Tüketim çılgınlığının hızla artması ülke ve aile ekonomisini derinden etkilemektedir. Bu durumda tasarrufun benimsenmesi ve yaşatılması gerekir. Kültürümüzde tasarruf önemli bir değerdir. Fakat günümüzde bu değerin giderek sarsıldığını gözlemlemekteyiz. Niçin? Çünkü tüketim toplumunda yaşıyoruz. Fakat tüketim toplumunun düzenini kabul etmek zorunda değiliz. Kendi kendimize yeterli bir düzen kuramaz mıyız? Tüketim toplumu pek çok sakıncaları beraberinde getirmiştir. Çevre kirlenmesi aşırı boyutlara ulaşmıştır. Sınırlı hammadde kaynakları giderek azalmıştır, insanlar geleceklerini düşünemez olmuşlardır. İktidarların da bu değere sadık kalarak kamu kesiminde tasarruf değerini gerçekleştirmeleri gerekir. Enerji tasarrufu yapan, su, elektrik, doğal kaynakları rasyonel kullanan bir hükümet ekonomik yapısını oturtmuş demektir. Büyük devletlerde tüketim toplumunun zararlarından etkilendikleri için; zamandan, insandan, mallardan tasarruf etmeye başlamışlardır. Böylece refah ve mutluluğu daha etkin olarak sağlamaya çalışmaktadır.

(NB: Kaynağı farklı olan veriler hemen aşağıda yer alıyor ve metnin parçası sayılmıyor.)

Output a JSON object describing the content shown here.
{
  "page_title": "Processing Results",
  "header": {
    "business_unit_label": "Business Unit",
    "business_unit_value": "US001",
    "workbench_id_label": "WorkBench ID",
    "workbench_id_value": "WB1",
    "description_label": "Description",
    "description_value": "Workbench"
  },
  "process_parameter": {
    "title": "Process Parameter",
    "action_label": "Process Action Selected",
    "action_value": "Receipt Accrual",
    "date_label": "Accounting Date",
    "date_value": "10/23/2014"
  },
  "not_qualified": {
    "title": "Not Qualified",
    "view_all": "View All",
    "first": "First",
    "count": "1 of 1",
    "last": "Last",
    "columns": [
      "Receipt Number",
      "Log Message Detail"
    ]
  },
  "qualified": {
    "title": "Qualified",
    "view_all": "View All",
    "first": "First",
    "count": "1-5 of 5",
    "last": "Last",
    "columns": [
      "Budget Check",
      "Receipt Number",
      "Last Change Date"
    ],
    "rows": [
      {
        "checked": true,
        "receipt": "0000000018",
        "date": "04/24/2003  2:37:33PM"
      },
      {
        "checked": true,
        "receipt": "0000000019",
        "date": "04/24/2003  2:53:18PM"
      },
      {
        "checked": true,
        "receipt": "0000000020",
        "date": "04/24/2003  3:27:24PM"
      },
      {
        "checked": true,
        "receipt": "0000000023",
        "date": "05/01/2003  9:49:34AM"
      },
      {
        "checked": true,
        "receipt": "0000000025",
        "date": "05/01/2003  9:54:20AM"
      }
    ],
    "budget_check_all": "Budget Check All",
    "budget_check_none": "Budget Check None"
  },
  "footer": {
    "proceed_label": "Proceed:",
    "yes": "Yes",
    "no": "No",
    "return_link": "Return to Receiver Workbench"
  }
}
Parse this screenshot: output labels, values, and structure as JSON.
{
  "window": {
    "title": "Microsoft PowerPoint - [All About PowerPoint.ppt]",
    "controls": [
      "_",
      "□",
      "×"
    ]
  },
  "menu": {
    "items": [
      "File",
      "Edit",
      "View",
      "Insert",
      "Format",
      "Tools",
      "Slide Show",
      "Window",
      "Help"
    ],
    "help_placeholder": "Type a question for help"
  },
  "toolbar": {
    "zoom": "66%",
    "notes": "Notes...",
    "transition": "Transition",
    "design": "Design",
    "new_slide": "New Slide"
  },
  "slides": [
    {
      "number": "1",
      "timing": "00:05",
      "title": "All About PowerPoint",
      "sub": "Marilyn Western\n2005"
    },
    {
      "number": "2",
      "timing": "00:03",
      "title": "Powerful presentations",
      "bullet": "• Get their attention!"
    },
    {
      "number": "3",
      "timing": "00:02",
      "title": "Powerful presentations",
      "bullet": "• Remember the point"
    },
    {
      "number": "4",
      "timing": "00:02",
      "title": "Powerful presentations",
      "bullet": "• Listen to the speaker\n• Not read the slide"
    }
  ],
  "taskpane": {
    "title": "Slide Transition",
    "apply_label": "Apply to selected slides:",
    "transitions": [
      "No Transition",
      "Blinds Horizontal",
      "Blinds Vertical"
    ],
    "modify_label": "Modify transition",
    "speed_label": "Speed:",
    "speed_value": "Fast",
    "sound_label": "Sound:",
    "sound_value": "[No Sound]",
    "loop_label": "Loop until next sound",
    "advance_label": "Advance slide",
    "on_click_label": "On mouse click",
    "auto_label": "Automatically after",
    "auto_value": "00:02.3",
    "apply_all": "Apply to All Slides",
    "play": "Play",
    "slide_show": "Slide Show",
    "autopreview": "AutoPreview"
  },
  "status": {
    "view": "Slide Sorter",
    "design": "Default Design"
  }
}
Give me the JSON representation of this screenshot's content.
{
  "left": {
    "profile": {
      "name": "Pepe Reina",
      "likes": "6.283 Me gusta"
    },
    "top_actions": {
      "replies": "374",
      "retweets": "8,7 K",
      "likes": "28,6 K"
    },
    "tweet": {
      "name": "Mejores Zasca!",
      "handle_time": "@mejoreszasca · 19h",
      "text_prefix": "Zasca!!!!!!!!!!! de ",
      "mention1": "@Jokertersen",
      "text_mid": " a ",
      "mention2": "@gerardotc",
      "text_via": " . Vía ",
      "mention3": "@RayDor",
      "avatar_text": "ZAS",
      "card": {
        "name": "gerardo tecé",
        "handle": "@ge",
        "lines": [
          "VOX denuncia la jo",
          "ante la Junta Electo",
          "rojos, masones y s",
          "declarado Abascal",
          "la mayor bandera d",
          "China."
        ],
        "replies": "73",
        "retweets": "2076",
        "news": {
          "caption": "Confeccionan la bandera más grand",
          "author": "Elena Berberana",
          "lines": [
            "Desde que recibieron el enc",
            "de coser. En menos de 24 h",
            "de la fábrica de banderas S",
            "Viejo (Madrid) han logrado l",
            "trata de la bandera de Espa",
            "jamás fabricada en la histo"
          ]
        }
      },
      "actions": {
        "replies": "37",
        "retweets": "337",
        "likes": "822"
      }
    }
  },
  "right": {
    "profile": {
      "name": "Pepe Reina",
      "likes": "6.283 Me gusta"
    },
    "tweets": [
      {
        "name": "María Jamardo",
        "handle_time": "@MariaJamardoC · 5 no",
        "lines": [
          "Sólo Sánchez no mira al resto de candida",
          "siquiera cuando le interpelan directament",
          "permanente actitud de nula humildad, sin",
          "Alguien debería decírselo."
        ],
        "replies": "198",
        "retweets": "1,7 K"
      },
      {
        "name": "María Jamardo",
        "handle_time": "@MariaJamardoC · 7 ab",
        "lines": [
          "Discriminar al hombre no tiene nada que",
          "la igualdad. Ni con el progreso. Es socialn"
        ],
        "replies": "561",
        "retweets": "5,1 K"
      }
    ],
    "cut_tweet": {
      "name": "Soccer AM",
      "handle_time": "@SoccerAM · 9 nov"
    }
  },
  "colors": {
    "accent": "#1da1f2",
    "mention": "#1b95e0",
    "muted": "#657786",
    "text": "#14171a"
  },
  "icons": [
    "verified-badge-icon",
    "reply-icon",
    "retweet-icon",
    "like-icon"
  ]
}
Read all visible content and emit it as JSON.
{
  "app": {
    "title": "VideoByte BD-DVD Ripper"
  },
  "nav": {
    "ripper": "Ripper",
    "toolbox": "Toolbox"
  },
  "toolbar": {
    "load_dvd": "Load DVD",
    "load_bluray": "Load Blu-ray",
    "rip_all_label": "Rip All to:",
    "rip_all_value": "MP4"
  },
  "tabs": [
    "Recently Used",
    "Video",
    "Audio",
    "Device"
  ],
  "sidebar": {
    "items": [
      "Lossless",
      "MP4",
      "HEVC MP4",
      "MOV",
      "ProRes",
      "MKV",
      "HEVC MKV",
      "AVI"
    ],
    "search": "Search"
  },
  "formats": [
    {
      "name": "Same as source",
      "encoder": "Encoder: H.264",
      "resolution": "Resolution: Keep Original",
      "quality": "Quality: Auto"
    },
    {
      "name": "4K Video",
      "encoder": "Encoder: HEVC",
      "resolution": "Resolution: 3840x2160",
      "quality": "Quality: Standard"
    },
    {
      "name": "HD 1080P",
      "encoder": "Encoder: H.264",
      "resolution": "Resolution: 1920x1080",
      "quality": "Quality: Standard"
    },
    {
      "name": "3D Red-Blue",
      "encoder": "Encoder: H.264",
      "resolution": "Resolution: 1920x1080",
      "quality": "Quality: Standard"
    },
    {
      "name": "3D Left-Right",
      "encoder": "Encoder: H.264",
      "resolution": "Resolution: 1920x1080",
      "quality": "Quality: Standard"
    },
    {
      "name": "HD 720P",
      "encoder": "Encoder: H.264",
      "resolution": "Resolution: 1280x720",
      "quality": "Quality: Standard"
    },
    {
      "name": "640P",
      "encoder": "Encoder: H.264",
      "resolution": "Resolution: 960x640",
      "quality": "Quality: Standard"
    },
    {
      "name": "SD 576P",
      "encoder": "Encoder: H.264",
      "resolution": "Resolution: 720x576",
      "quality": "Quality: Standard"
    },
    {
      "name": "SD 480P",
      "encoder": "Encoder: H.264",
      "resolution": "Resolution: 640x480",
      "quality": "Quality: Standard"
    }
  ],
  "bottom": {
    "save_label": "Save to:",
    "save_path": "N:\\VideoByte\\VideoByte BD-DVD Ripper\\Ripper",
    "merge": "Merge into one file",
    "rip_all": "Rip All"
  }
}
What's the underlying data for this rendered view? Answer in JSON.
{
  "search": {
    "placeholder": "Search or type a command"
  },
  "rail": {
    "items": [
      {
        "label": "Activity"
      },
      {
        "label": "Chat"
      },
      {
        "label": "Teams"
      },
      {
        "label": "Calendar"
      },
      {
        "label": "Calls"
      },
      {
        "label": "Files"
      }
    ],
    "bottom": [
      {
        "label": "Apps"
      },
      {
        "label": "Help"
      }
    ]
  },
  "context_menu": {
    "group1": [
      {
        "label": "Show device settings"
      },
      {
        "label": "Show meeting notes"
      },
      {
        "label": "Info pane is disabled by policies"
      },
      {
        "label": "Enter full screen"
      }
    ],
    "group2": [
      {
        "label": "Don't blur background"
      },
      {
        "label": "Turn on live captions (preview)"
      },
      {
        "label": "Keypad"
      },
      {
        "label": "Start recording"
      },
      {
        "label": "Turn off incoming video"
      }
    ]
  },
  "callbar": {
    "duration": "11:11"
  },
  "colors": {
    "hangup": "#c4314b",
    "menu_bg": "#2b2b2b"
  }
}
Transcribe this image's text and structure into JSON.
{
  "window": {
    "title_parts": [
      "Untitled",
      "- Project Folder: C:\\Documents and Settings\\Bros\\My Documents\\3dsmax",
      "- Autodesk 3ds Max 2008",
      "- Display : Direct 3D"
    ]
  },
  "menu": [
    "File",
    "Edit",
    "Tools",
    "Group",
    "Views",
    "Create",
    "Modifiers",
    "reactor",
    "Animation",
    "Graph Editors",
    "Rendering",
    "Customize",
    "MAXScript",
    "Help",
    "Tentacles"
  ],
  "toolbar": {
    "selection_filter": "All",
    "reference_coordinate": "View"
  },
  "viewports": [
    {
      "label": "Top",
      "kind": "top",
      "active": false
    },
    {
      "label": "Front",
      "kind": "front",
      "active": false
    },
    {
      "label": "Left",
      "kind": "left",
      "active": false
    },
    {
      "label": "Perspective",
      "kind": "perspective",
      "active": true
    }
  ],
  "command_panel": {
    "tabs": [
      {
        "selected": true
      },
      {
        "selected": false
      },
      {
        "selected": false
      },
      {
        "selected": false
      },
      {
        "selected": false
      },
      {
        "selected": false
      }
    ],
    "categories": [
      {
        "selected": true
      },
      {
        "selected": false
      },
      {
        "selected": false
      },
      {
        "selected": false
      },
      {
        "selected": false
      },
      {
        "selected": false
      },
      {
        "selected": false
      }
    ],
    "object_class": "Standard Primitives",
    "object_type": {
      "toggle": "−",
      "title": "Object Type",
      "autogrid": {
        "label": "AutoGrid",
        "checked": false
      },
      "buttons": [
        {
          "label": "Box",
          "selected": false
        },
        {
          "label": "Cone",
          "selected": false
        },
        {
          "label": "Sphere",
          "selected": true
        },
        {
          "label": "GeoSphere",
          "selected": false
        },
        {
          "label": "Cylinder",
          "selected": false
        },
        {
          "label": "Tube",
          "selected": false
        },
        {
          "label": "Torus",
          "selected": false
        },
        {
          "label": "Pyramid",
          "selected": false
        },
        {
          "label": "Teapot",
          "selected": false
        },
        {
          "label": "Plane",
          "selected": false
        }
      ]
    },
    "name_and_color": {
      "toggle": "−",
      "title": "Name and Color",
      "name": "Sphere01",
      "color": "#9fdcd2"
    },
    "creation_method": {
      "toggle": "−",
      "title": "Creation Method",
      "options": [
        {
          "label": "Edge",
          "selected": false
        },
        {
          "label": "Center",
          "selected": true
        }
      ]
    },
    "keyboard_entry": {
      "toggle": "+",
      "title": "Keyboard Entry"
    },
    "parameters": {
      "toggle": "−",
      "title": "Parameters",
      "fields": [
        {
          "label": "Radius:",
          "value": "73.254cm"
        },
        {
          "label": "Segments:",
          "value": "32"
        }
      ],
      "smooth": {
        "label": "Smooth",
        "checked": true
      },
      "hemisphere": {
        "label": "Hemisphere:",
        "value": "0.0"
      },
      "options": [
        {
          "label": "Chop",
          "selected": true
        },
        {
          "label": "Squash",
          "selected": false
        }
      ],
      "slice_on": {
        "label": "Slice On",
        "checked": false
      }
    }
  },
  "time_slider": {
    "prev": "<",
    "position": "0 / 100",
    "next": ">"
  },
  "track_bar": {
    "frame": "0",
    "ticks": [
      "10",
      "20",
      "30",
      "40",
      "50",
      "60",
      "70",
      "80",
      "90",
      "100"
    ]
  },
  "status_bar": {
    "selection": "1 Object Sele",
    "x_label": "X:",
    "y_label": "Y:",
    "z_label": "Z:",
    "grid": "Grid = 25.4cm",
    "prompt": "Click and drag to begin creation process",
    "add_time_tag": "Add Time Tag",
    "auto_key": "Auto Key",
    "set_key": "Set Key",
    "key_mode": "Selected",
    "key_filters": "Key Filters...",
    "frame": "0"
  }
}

Tüketim, devlet hazinelerini borçlandırdığı gibi aile bütçelerini de borçlandırmaktadır. Rastgele tüketim yapılan evlerde gelir ne kadar çok olursa olsun, yapılan tüketime yetmemekte kredi kartı tuzaklarına düşülmektedir. Gelire göre bütçe yapmayan rastgele alışveriş yapan aile bütçelerinin açık vermesi kaçınılmazdır. Aile de devletin küçültülmüş bir çekirdeğidir. Nasıl devlet bütçesi yapılıyorsa aynı şekilde her aile kendine aylık bütçe hazırlamalı ve bu bütçe dışına çıkmamalıdır. Rastgele tüketim yapılmadığı, tasarruflu yaşayan ailelerin gelirleri az da olsa, rahatlıkla geçindikleri hatta yatırım yaptıkları gözlemlenmektedir. Geliri yüksek ve paralelinde tüketimi de yüksek olan ailelerde ciddi geçim sıkıntısı çekilmektedir. O halde devletler ve aileler tüketimlerini dengelemek zorundadırlar. Bu durumda bizim; İsrafı azaltacak, ihracatı artırıp, ithalatı kısacak, tüketimi elden geldiği kadar tasarruflu yapacak önlemler alınarak, üretim toplumu haline gelmemiz gerekmektedir. Bunun için yeni yatırımların gerçekleşmesine, tasarruf verimliliği artıracak yapısal tedbirlere acil ihtiyaç vardır,

Tüketim Adabı

İnsanlığın bu tüketim çılgınlığına bağlı hayat tarzından kurtulabilmesi için, köklü bir zihniyet değiştirmesi gerekir. İnsanın hayatının bir manası olduğuna,” dünya nimetinin” herkese ait olduğuna ve adilce paylaşılması gerektiğine, yeryüzü kaynaklarının herkese fazlaca yetebileceğine inanılırsa, sınırsız üretim ve tüketime endeksli cismani hayat tarzından kurtulma yolunda bir fırsat ortaya çıkabilir. Tüketiminde bir adabı vardır. Bu noktada insanın, “Bana ne kadar yeter” sorusunu sorması gerekir. Bu soru ile birçok gereksiz isteklerimizden vazgeçip, ihtiyacımızdan fazlasını çevremizdeki fakirlere dağıtabiliriz. İslamiyet’te zengin olmanın hedefi daha çok infak etmek, fakirlere yardım etmektir. Bir kişi kazandığı şeyler hakkında “Bu mal bana emanettir, fakirin hakkı içindedir” diye düşünülmelidir. İnsanın ölmeyecek kadar yemesi farz, doyduktan sonra yemesi haramdır. Komşumuz aç iken, biz onların seviyesinden yüksek bir seviyede yaşayamayız.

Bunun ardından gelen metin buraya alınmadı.